Anti-Chinese Attitudes Widespread in Central Asia, Often Overshadowing Expert Judgments, Umarov Says

Paul Goble

            Staunton, Aug. 26 – Anti-Chinese attitudes exist at the popular level throughout Central Asia, although they are most strongly manifested the closer the country is to China, Bishkek scholar Temur Umarov says. What is worrisome is that these attitudes among have the peoples of the region often play a more important role in the decisions of officials than do experts.

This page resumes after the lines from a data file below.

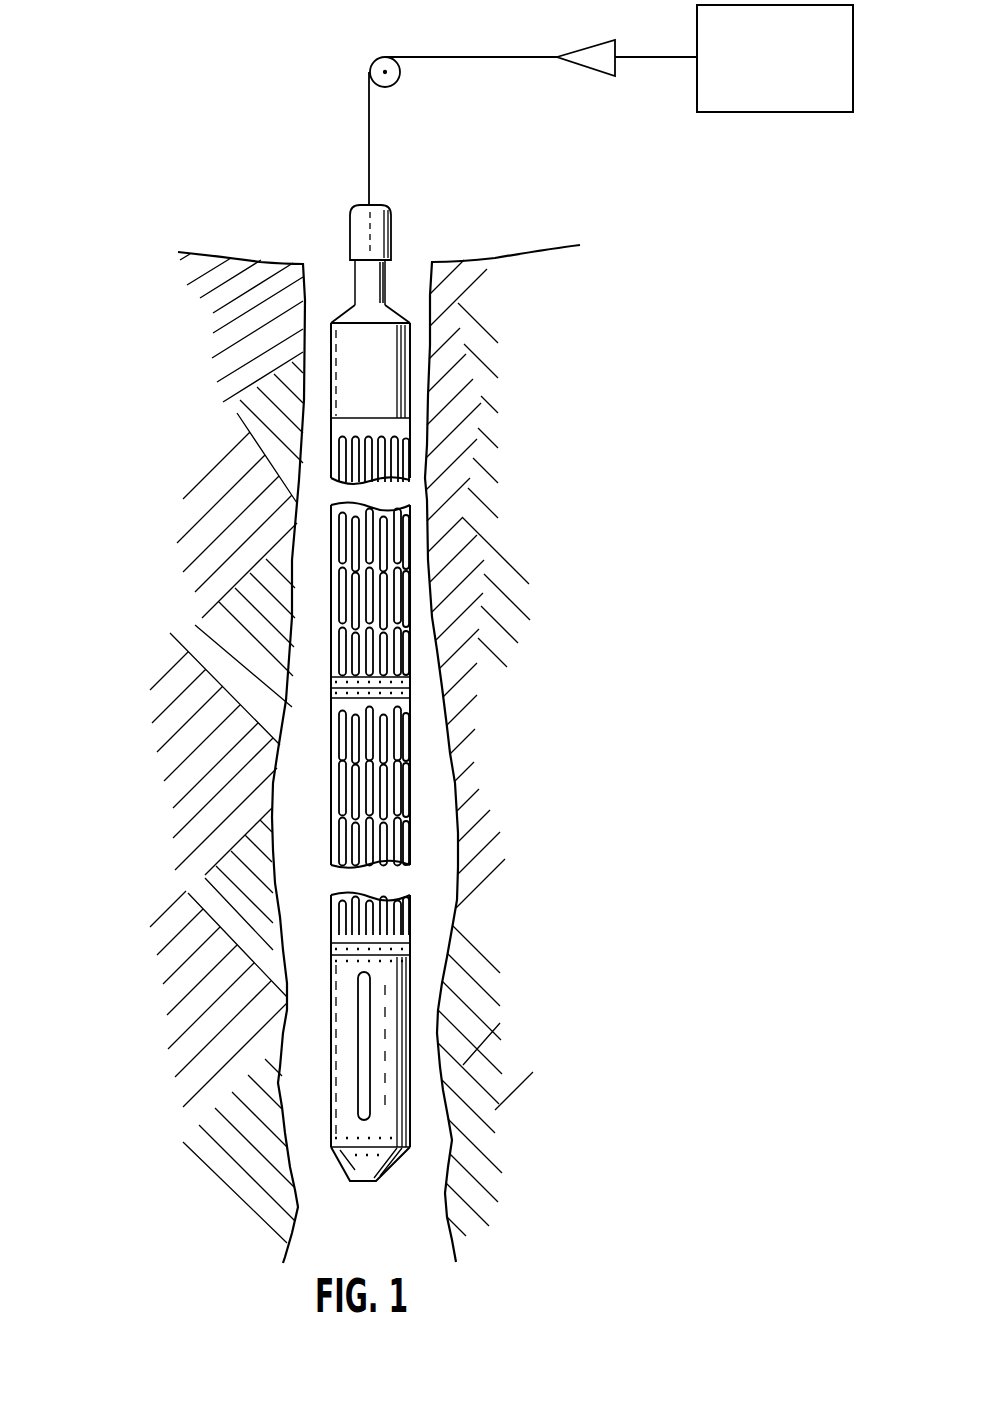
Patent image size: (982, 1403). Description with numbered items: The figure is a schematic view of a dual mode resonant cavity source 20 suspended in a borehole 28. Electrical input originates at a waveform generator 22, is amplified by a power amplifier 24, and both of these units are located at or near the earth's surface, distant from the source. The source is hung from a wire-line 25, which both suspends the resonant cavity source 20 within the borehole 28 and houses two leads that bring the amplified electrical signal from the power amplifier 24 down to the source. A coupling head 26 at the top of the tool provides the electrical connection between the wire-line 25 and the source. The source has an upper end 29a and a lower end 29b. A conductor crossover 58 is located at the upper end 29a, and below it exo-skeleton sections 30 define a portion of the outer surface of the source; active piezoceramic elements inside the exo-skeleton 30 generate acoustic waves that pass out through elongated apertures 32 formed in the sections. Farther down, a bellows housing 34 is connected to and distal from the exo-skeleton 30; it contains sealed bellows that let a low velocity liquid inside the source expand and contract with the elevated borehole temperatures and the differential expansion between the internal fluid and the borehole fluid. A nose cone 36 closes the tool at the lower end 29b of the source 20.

The dual mode resonant cavity source 20 is at (343, 674).
The waveform generator 22 is at (765, 112).
The power amplifier 24 is at (597, 77).
The wire-line 25 is at (522, 57).
The coupling head 26 is at (392, 215).
The borehole 28 is at (413, 302).
The upper end 29a is at (212, 362).
The lower end 29b is at (218, 1056).
The exo-skeleton section 30 is at (452, 660).
The elongated apertures 32 is at (392, 564).
The bellows housing 34 is at (410, 1017).
The nose cone 36 is at (400, 1163).
The conductor crossover 58 is at (395, 400).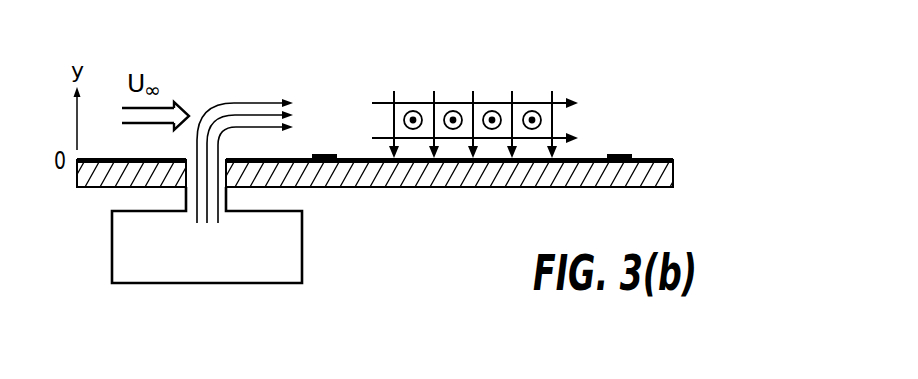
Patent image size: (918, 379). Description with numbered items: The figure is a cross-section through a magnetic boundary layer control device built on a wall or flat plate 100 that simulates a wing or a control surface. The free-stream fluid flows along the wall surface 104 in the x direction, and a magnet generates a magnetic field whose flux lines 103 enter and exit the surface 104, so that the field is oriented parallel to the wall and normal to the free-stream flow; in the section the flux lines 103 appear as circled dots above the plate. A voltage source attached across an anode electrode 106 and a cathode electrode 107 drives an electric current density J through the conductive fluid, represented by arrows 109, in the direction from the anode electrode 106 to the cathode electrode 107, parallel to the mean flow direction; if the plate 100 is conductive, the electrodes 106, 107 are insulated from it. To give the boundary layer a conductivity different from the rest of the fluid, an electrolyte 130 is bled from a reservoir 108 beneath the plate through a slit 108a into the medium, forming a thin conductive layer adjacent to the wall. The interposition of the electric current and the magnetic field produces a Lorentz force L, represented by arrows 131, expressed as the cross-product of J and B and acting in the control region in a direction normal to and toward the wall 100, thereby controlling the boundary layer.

The wall or flat plate 100 is at (673, 175).
The flux lines 103 is at (453, 129).
The surface of the wall 104 is at (588, 158).
The anode electrode 106 is at (323, 153).
The cathode electrode 107 is at (625, 156).
The reservoir 108 is at (213, 283).
The slit 108a is at (189, 150).
The arrows representing electric current density 109 is at (581, 100).
The electrolyte 130 is at (235, 103).
The arrows representing Lorentz force 131 is at (552, 93).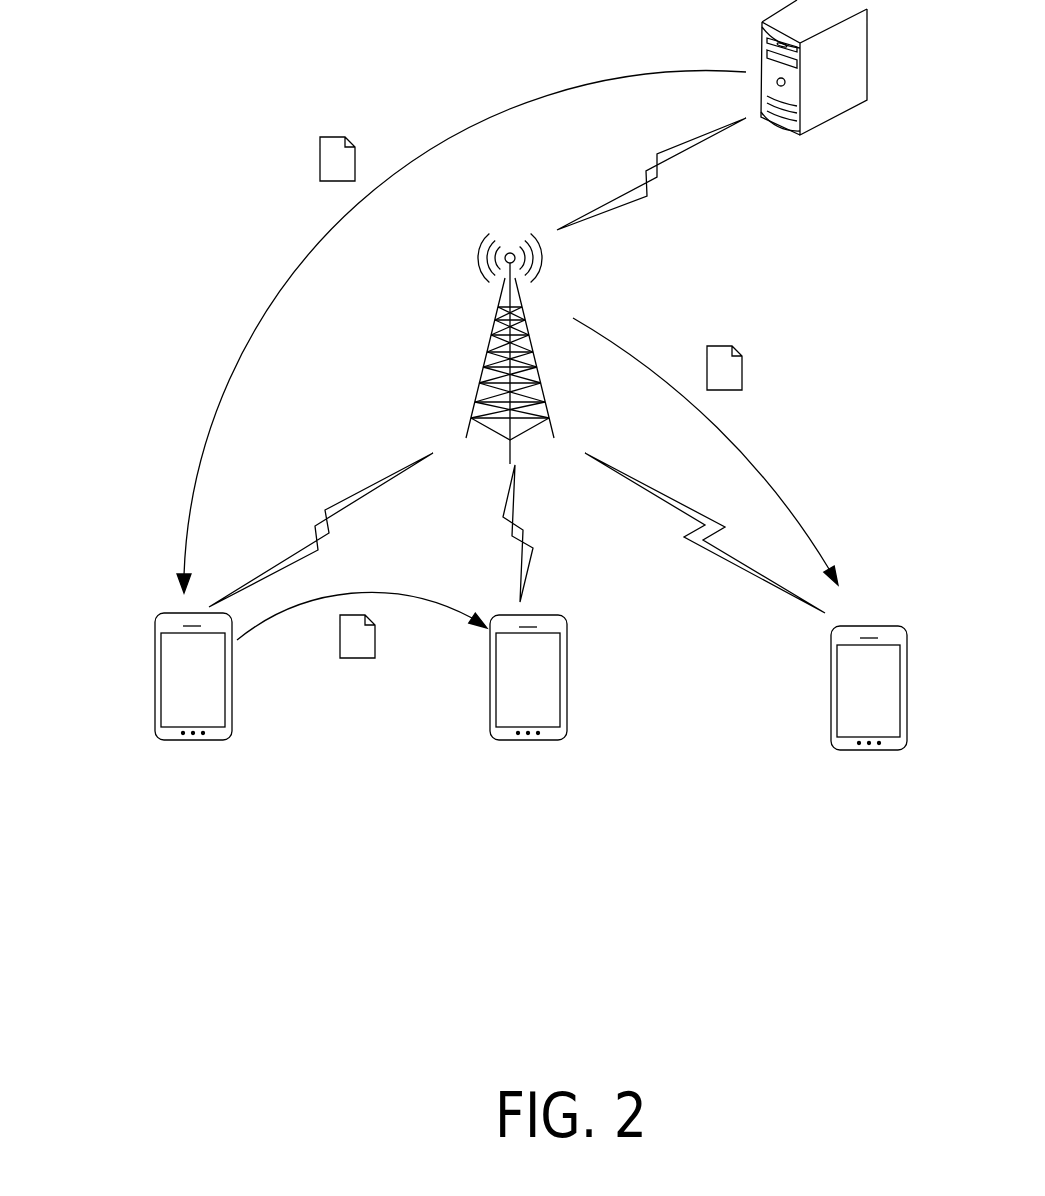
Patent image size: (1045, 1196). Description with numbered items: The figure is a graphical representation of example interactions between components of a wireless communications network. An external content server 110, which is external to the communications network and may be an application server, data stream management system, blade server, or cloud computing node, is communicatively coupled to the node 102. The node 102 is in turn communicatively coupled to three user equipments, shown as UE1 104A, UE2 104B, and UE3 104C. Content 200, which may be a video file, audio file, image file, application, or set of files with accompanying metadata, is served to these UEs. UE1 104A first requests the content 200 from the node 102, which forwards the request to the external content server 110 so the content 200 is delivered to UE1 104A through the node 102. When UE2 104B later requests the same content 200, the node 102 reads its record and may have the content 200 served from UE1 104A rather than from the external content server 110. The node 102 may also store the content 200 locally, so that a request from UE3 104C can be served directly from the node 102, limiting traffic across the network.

The external content server 110 is at (757, 19).
The node 102 is at (464, 321).
The UE1 104A is at (155, 692).
The UE2 104B is at (490, 682).
The UE3 104C is at (830, 680).
The content 200 is at (314, 152).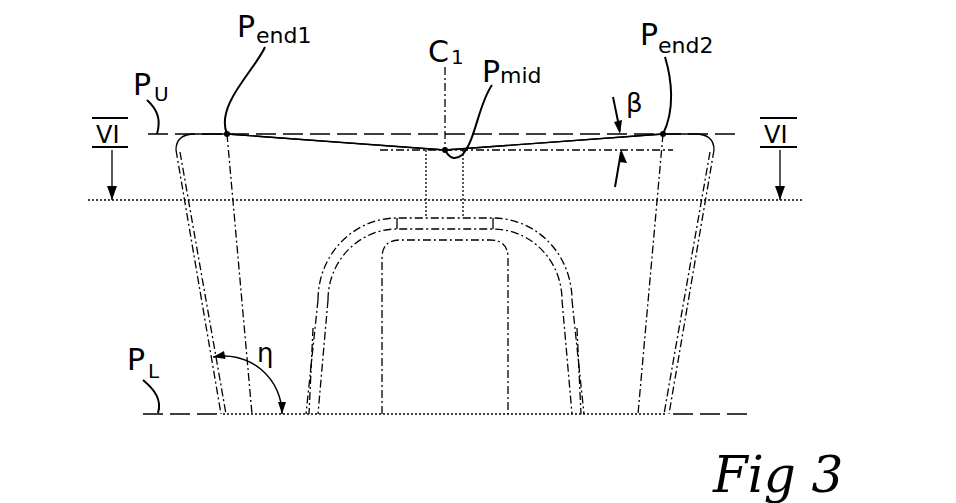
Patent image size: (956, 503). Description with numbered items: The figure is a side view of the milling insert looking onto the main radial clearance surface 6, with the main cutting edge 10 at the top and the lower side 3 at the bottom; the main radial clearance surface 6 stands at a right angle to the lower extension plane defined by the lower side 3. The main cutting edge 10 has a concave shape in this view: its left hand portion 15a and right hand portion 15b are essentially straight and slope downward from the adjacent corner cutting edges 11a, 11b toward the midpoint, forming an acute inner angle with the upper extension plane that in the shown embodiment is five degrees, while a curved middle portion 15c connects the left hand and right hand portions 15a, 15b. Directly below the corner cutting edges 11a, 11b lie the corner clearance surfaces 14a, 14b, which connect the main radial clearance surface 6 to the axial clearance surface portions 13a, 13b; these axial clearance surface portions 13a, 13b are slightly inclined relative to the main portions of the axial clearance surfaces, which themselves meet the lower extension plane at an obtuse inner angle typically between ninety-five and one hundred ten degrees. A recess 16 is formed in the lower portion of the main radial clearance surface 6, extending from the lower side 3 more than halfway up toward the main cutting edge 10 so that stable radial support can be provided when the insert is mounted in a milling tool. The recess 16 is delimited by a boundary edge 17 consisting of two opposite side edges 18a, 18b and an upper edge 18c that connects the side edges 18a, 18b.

            As a result, some Central Asians are ready to accept as expressions of Beijing’s plans the work of Chinese bloggers, even when a more sober assessment by regional Sinologists like himself, Umarov says, would lead to less alarmist conclusions and actions (ia-centr.ru/han-tengri/opinions/temur-umarov-v-kitaistike-ostalis-lish-pozhilye-akademiki-/).

            For example, the appearance of maps on the Internet showing supposed Chinese aspirations to absorb all of Central Asia often sparks popular anger and, where possible, even demonstrations. But in almost all cases, Umarov says, there are no reasons to believe that these maps represent anything more than the fantasies of their authors.

            “I am an opponent of the theory that the Chinese have a strategy for the next century and know what they want to achieve in any part of the world decades ahead,” the Kyghyz sinologist says. In, fact, in Central Asia in particular, “Chinese policy has been more reactive than pro-active” and is likely to remain so.

            Except for Kazakhstan where a diplomatic specialist on China has risen to the position of president, the countries of Central Asia currently lack the kind of experts who can provide guidance to the political leadership. That represents a major change from the situation at the end of Soviet times, Umarov says.

            In Uzbekistan, for example, “which in Soviet times was a center for the study of Xinjiang and China as a whole, the country has not been able to retain them since in the 1990s, all either left Chinese studies or Uzbekistan itself. Now, in this sphere, remain only elderly academics” who focus on questions other than the political and diplomatic.